Es ist keineswegs erwiesen ob die ersten Hoessli (wie meine Eltern annahmen) im kleinen Holzhaus am Hang hinter der Mühle gehaust haben. Dieses heute ziemlich schiefe und verlotterte Haus wies unter der letzten Verschalung eine Jahreszahl und Initialen auf, an die ich mich aber nicht mehr genau erinnern kann. Das Gebäude dürfte auf jeden Fall einige hundert Jahre alt sein. Ob die Hoesslis dann später die alte Mühle erbauten oder diese erwarben, konnte ich nicht mehr ermitteln. Das alte Holzhaus gehörte zuletzt Bartolome Mani. Frühere Eigentümer waren Kleis, Schocher, A. Conrad und Schamun Grischott, letzterer war der Schwiegervater von Bartolome Mani.
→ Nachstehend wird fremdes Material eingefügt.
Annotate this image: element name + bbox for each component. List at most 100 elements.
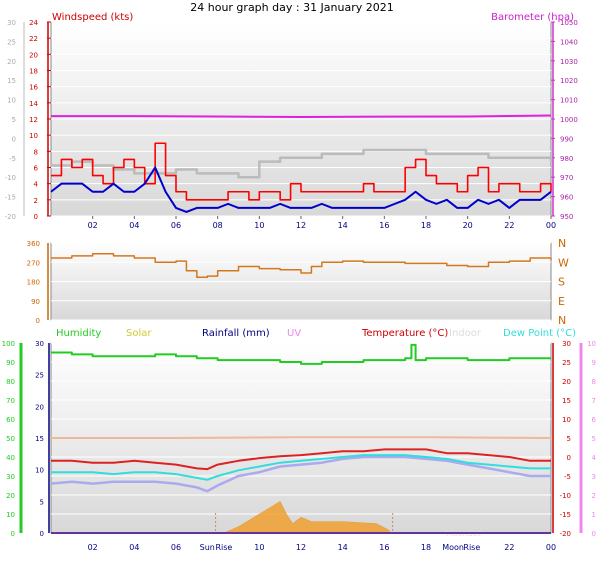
x-tick-label: 16 [379,543,389,552]
y-tick-left: 24 [29,19,38,27]
uv-tick: 2 [592,492,596,500]
rainfall-tick: 5 [40,498,44,506]
humidity-tick: 30 [6,473,15,481]
x-tick-label: Moon [442,543,464,552]
x-tick-label: 20 [463,221,473,230]
legend-entry: Humidity [56,328,101,339]
y-tick-outer: 25 [7,38,16,46]
y-tick-left: 18 [29,68,38,76]
humidity-tick: 70 [6,397,15,405]
x-tick-label: 00 [546,543,556,552]
humidity-tick: 60 [6,416,15,424]
x-tick-label: 02 [88,543,98,552]
compass-label: S [558,276,565,289]
x-tick-label: 12 [296,543,306,552]
humidity-tick: 100 [2,340,15,348]
y-tick-right: 980 [560,155,573,163]
x-tick-label: 12 [296,221,306,230]
x-tick-label: 22 [504,221,514,230]
y-tick-right: 1030 [560,58,578,66]
uv-tick: 8 [592,378,596,386]
right-axis-title: Barometer (hpa) [491,12,574,23]
uv-tick: 1 [592,511,596,519]
rainfall-tick: 0 [40,530,44,538]
rainfall-tick: 30 [35,340,44,348]
x-tick-label: 18 [421,543,431,552]
wind-average-line [50,166,552,213]
temperature-tick: 5 [567,435,571,443]
x-tick-label: 08 [213,221,223,230]
x-tick-label: 02 [88,221,98,230]
rainfall-tick: 25 [35,372,44,380]
humidity-tick: 90 [6,359,15,367]
x-tick-label: 04 [129,221,139,230]
temperature-tick: 0 [567,454,571,462]
wind-direction-line [51,252,552,278]
y-tick-right: 1010 [560,97,578,105]
y-tick-left: 8 [34,148,38,156]
y-tick-left: 4 [34,181,39,189]
legend-entry: Dew Point (°C) [503,328,576,339]
x-tick-label: 14 [338,221,348,230]
y-tick-right: 950 [560,213,573,221]
humidity-tick: 20 [6,492,15,500]
legend-entry: Rainfall (mm) [202,328,270,339]
temperature-tick: -20 [560,530,571,538]
wind-barometer-panel: 302520151050-5-10-15-2024222018161412108… [5,12,578,230]
dew-point-line [51,454,551,481]
y-tick-right: 970 [560,174,573,182]
left-axis-title: Windspeed (kts) [52,12,133,23]
humidity-tick: 0 [11,530,15,538]
rainfall-tick: 20 [35,403,44,411]
temperature-tick: 10 [562,416,571,424]
uv-tick: 10 [587,340,596,348]
y-tick-right: 1020 [560,77,578,85]
y-tick-left: 14 [29,100,38,108]
temperature-tick: -5 [564,473,571,481]
x-tick-label: 18 [421,221,431,230]
solar-area [223,500,392,534]
uv-tick: 6 [592,416,597,424]
x-tick-label: 10 [254,543,264,552]
y-tick-right: 990 [560,135,573,143]
chart-title: 24 hour graph day : 31 January 2021 [190,1,394,14]
y-tick-left: 12 [29,116,38,124]
y-tick-outer: -5 [9,155,16,163]
temperature-tick: -10 [560,492,571,500]
temperature-humidity-panel: 1009080706050403020100302520151050302520… [2,328,597,552]
x-tick-label: 16 [379,221,389,230]
y-tick-outer: -20 [5,213,16,221]
y-tick-right: 960 [560,194,573,202]
temperature-tick: 25 [562,359,571,367]
y-tick-left: 6 [34,165,39,173]
x-tick-label: 06 [171,221,181,230]
y-tick-left: 0 [34,213,38,221]
y-tick-left: 20 [29,51,38,59]
y-tick-left: 2 [34,197,38,205]
y-tick-outer: 5 [12,116,16,124]
legend-entry: Solar [126,328,152,339]
direction-tick: 270 [27,259,40,267]
direction-tick: 90 [31,298,40,306]
rainfall-tick: 15 [35,435,44,443]
y-tick-outer: -15 [5,194,16,202]
x-tick-label: 00 [546,221,556,230]
direction-tick: 180 [27,279,40,287]
temperature-tick: -15 [560,511,571,519]
direction-tick: 360 [27,240,40,248]
ghost-series-line [51,148,553,179]
uv-tick: 5 [592,435,596,443]
humidity-tick: 40 [6,454,15,462]
y-tick-outer: 15 [7,77,16,85]
humidity-tick: 50 [6,435,15,443]
legend-entry: UV [287,328,301,339]
x-tick-label: 06 [171,543,181,552]
y-tick-left: 10 [29,132,38,140]
uv-tick: 9 [592,359,596,367]
y-tick-right: 1040 [560,38,578,46]
apparent-temperature-line [50,455,551,493]
barometer-line [51,114,552,119]
y-tick-right: 1050 [560,19,578,27]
Das Haus wurde im Herbst 1974 durch Richard Mani abgerissen.

Doch zunächst ein weiteres Stück dem Bachlauf nach. Auf einer winzigen Landparzelle am Bach bei der kleinen Brücke war dereinst für kurze Zeit eine Walke. Das Wasser hatte allerdings nicht genügend Kraft um die Walke zu bedienen.[2]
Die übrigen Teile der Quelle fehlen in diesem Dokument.